Nach Angaben des ARPP ist der Anteil der gesponserten Influencer-Beiträge, die entweder teilweise oder vollständig als solche gekennzeichnet sind, von 73 % im Jahr 2021 auf 83 % im Jahr 2022 angestiegen. Bei den KOLs, die das Zertifikat erworben haben, ist die Rate von 78 % auf 91 % der Beiträge gestiegen.
„Es gibt Verbesserungen, es gibt neue Gesetze und es gibt einen Rahmen, der aber noch nicht ausreichend definiert ist.“, kommentiert Barritaud. „Wir sehen Influencer, die Kollaborationen verbergen. Nicht alle Mütter [die ihre Kinder in bezahlten Beiträgen einsetzen] haben Verträge für sie, es mangelt an Aufsicht. Nächstes Jahr wird es für mich ganz einfach sein: Für alle Eltern werden wir über [eine Agentur] Verträge für die Kinder abschließen. Das bedeutet zwar zusätzliche Kosten, aber zumindest halten wir uns an das Gesetz und sind geschützt.“
Rufe nach Regulierung
Nach dem spektakulären Sturz von Shauna Events mehren sich die Rufe von allen Seiten – auch von Berdah selbst – nach Gesetzen zur Definition und Regulierung der Influencer-Marketing-Branche.

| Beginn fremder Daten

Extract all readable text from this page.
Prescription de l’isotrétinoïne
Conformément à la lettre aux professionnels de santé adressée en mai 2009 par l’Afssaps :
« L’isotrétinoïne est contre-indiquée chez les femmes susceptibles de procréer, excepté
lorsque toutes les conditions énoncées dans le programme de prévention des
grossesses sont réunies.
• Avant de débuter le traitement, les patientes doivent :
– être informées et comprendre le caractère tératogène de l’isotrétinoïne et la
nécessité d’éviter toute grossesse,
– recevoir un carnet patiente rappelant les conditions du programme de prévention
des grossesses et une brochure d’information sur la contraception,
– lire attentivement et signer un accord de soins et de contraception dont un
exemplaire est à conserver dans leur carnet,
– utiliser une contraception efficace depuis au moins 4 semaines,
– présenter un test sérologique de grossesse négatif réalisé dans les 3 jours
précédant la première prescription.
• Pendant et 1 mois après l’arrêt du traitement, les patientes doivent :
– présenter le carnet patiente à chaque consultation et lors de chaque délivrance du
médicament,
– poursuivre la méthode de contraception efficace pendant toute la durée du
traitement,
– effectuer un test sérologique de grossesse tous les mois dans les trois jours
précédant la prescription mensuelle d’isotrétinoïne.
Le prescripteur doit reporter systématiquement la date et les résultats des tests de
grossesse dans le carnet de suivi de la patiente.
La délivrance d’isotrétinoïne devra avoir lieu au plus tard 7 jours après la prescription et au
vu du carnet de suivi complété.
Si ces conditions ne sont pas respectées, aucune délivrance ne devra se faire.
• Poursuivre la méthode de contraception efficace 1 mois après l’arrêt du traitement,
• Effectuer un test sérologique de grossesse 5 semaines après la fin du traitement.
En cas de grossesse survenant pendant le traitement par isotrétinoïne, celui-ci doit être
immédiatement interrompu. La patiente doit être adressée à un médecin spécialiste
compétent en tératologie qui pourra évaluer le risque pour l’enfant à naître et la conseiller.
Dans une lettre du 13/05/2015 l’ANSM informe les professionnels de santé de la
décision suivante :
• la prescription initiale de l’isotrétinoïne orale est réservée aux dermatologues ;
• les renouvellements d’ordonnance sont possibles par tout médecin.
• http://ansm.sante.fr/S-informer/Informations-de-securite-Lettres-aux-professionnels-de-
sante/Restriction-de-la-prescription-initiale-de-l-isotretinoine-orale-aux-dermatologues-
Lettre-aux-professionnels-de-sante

Die Regierung hat angekündigt, dass sie sich mit den Akteuren der Branche beraten wird, um neue, strengere Vorschriften für das Influencer-Marketing festzulegen. Ein von den Grünen vorgeschlagenes Gesetz fordert einen rechtlichen Rahmen, der die Berufe des Influencers und des Influencer-Agenten definiert, neue Verpflichtungen für Influencer in Bezug auf Werbeinhalte und die Einrichtung von Systemen in sozialen Netzwerken zur Meldung von verbotenen, aggressiven oder irreführenden Influencer-Inhalten.
„Den Beruf des Influencers gibt es rechtlich nicht, also macht jeder in den sozialen Netzwerken, was er will, und die Marken nutzen das aus„, argumentiert Amélie Deloche, Mitbegründerin von Paye Ton Influence (Pay Your Influence), einem Kollektiv junger Kommunikationsspezialisten, das Influencer für die ökologischen Auswirkungen ihrer Aktivitäten sensibilisieren und sie ermutigen will, ihren Einfluss zu nutzen, um bei ihrem Publikum Veränderungen zu bewirken.

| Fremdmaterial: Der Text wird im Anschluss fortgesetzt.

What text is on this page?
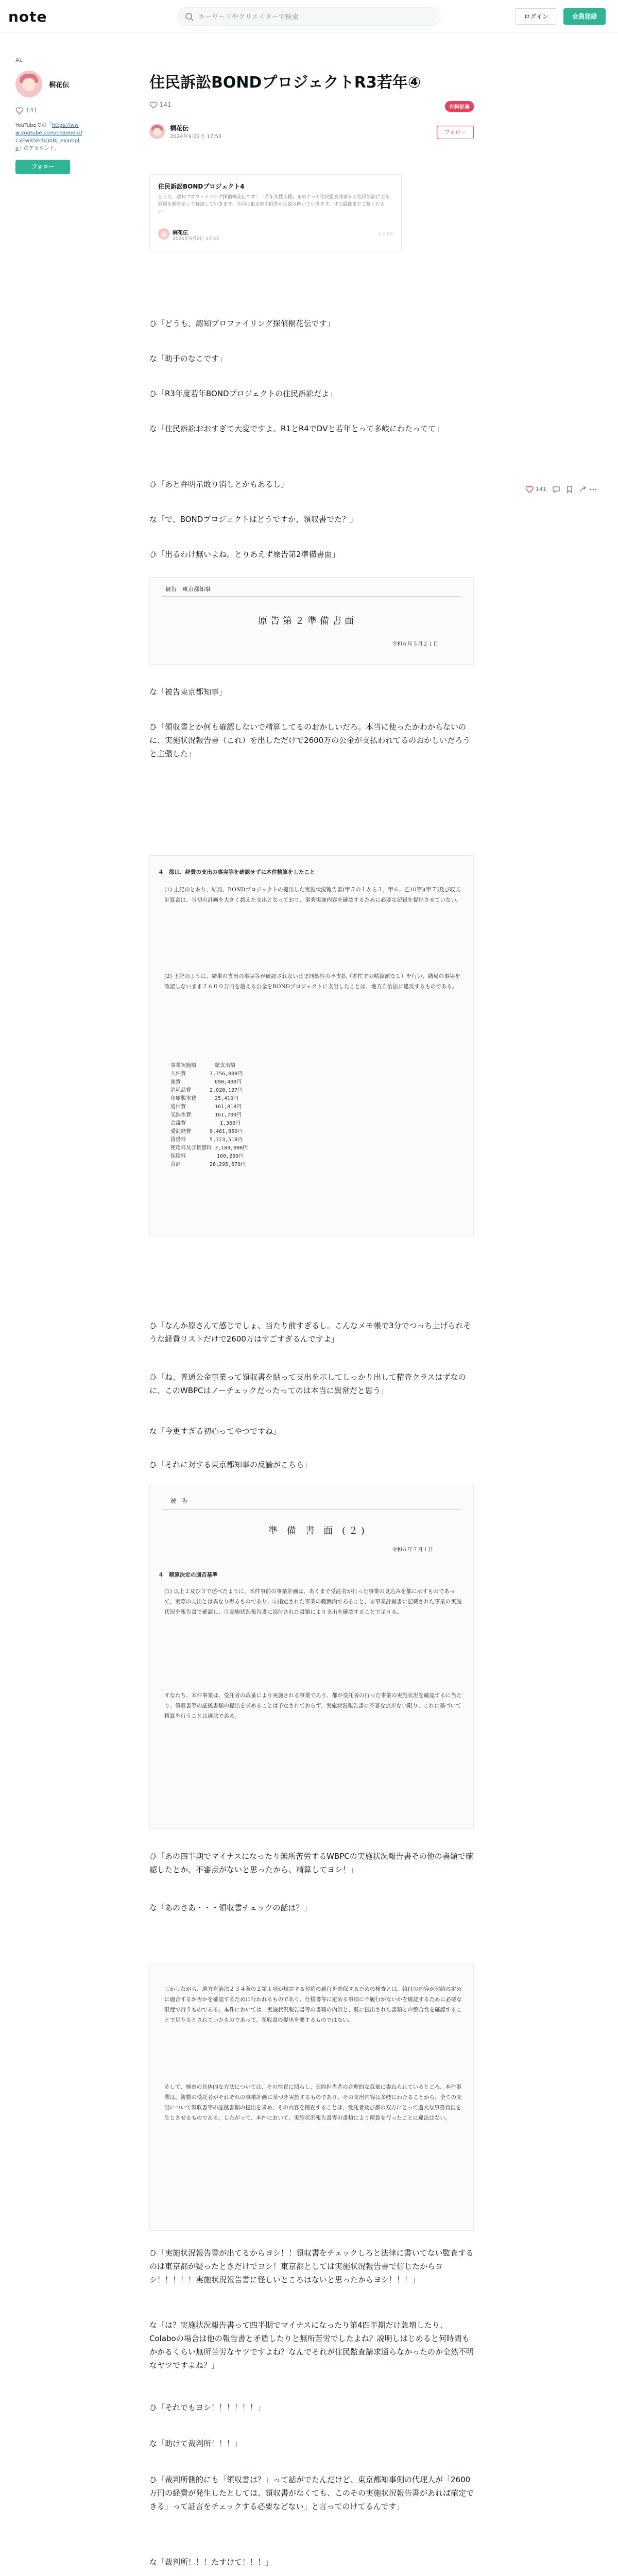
note
キーワードやクリエイターで検索	ログイン	会員登録
AL
桐花伝
141
YouTubeでの「https://www.youtube.com/channel/UCxFwB5PcbQ0BJ_example」のアカウント。
フォロー
住民訴訟BONDプロジェクトR3若年④
141	有料記事
桐花伝
2024年9月2日 17:53
フォロー
住民訴訟BONDプロジェクト4
どうも、認知プロファイリング探偵桐花伝です！「若年女性支援」をめぐって住民監査請求から住民訴訟に至る経緯を順を追って解説していきます。今回は東京都の回答から読み解いていきます。ぜひ最後までご覧ください。
桐花伝
2024年9月2日 17:53
note
141
ひ「どうも、認知プロファイリング探偵桐花伝です」
な「助手のなこです」
ひ「R3年度若年BONDプロジェクトの住民訴訟だよ」
な「住民訴訟おおすぎて大変ですよ。R1とR4でDVと若年とって多岐にわたってて」
ひ「あと弁明示敗り消しとかもあるし」
な「で、BONDプロジェクトはどうですか、領収書でた？」
ひ「出るわけ無いよね。とりあえず原告第2準備書面」
被告　東京都知事
原告第２準備書面
令和６年５月２１日
な「被告東京都知事」
ひ「領収書とか何も確認しないで精算してるのおかしいだろ。本当に使ったかわからないのに、実施状況報告書（これ）を出しただけで2600万の公金が支払われてるのおかしいだろうと主張した」
４　都は、経費の支出の事実等を確認せずに本件精算をしたこと
(1) 上記のとおり、結局、BONDプロジェクトの提出した実施状況報告書(甲５の１から３、甲６、乙10等)(甲７)及び収支計算書は、当初の計画を大きく超えた支出となっており、事業実施内容を確認するために必要な記録を提出させていない。
(2) 上記のように、結果の支出の事実等が確認されないまま同然性の不支払（本件での精算額なし）を行い、結局の事実を確認しないまま２６００万円を超える公金をBONDプロジェクトに支出したことは、地方自治法に違反するものである。
事業実施額　　　 総支出額
人件費　　　　 7,756,000円
旅費　　　　　　 690,400円
消耗品費　　　 2,028,127円
印刷製本費　　　 25,410円
通信費　　　　　 161,810円
光熱水費　　　　 161,700円
会議費　　　　　　 1,360円
委託経費　　　 9,461,850円
賃借料　　　　 5,723,510円
使用料及び賃借料 3,184,000円
保険料　　　　　　100,200円
合計　　　　　 26,295,679円
ひ「なんか原さんて感じでしょ、当たり前すぎるし。こんなメモ帳で3分でつっち上げられそうな経費リストだけで2600万はすごすぎるんですよ」
ひ「ね、普通公金事業って領収書を貼って支出を示してしっかり出して精査クラスはずなのに、このWBPCはノーチェックだったってのは本当に異常だと思う」
な「今更すぎる初心ってやつですね」
ひ「それに対する東京都知事の反論がこちら」
被　告
準 備 書 面 (２)
令和６年７月１日
４　精算決定の適否基準
(1) 以上２及び３で述べたように、本件事前の事業計画は、あくまで受託者が行った事業の見込みを都に示すものであって、実際の支出とは異なり得るものであり、①指定された事業の範囲内であること、②事業計画書に記載された事業の実施状況を報告書で確認し、③実施状況報告書に添付された書類により支出を確認することで足りる。
すなわち、本件事業は、受託者の裁量により実施される事業であり、都が受託者の行った事業の実施状況を確認するに当たり、領収書等の証拠書類の提出を求めることは予定されておらず、実施状況報告書に不審な点がない限り、これに基づいて精算を行うことは適法である。
ひ「あの四半期でマイナスになったり無所苦労するWBPCの実施状況報告書その他の書類で確認したとか、不審点がないと思ったから、精算してヨシ！」
な「あのさあ・・・領収書チェックの話は？」
しかしながら、地方自治法２３４条の２第１項が規定する契約の履行を確保するための検査とは、給付の内容が契約の定めに適合するか否かを確認するために行われるものであり、仕様書等に定める事項に不履行がないかを確認するために必要な限度で行うものである。本件においては、実施状況報告書等の書類の内容と、既に提出された書類との整合性を確認することで足りるとされていたものであって、領収書の提出を要するものではない。
そして、検査の具体的な方法については、その性質に照らし、契約担当者の合理的な裁量に委ねられているところ、本件事業は、複数の受託者がそれぞれの事業計画に基づき実施するものであり、その支出内容は多岐にわたることから、全ての支出について領収書等の証拠書類の提出を求め、その内容を精査することは、受託者及び都の双方にとって過大な事務負担を生じさせるものである。したがって、本件において、実施状況報告書等の書類により精算を行ったことに違法はない。
ひ「実施状況報告書が出てるからヨシ！！領収書をチェックしろと法律に書いてない監査するのは東京都が疑ったときだけでヨシ！東京都としては実施状況報告書で信じたからヨシ！！！！！実施状況報告書に怪しいところはないと思ったからヨシ！！！」
な「は？実施状況報告書って四半期でマイナスになったり第4四半期だけ急増したり、Colaboの場合は他の報告書と矛盾したりと無所苦労でしたよね？説明しはじめると何時間もかかるくらい無所苦労なヤツですよね？なんでそれが住民監査請求通らなかったのか全然不明なヤツですよね？」
ひ「それでもヨシ！！！！！！」
な「助けて裁判所！！！」
ひ「裁判所側的にも「領収書は？」って話がでたんだけど、東京都知事側の代理人が「2600万円の経費が発生したとしては、領収書がなくても、このその実施状況報告書があれば確定できる」って証言をチェックする必要などない」と言ってのけてるんです」
な「裁判所！！！たすけて！！！」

„Werbung durch Influencer ist im Vergleich zu anderen Arten von Werbung völlig unreguliert. Eine der wichtigsten Fragen ist die Regulierung des Sektors. Influencer sind heute Profis, sie sind Menschen, die Unternehmen führen. Sie sind nicht mehr nur irgendwelche Leute, die zu Hause mit Stories herumspielen.“, kommentiert Deloche.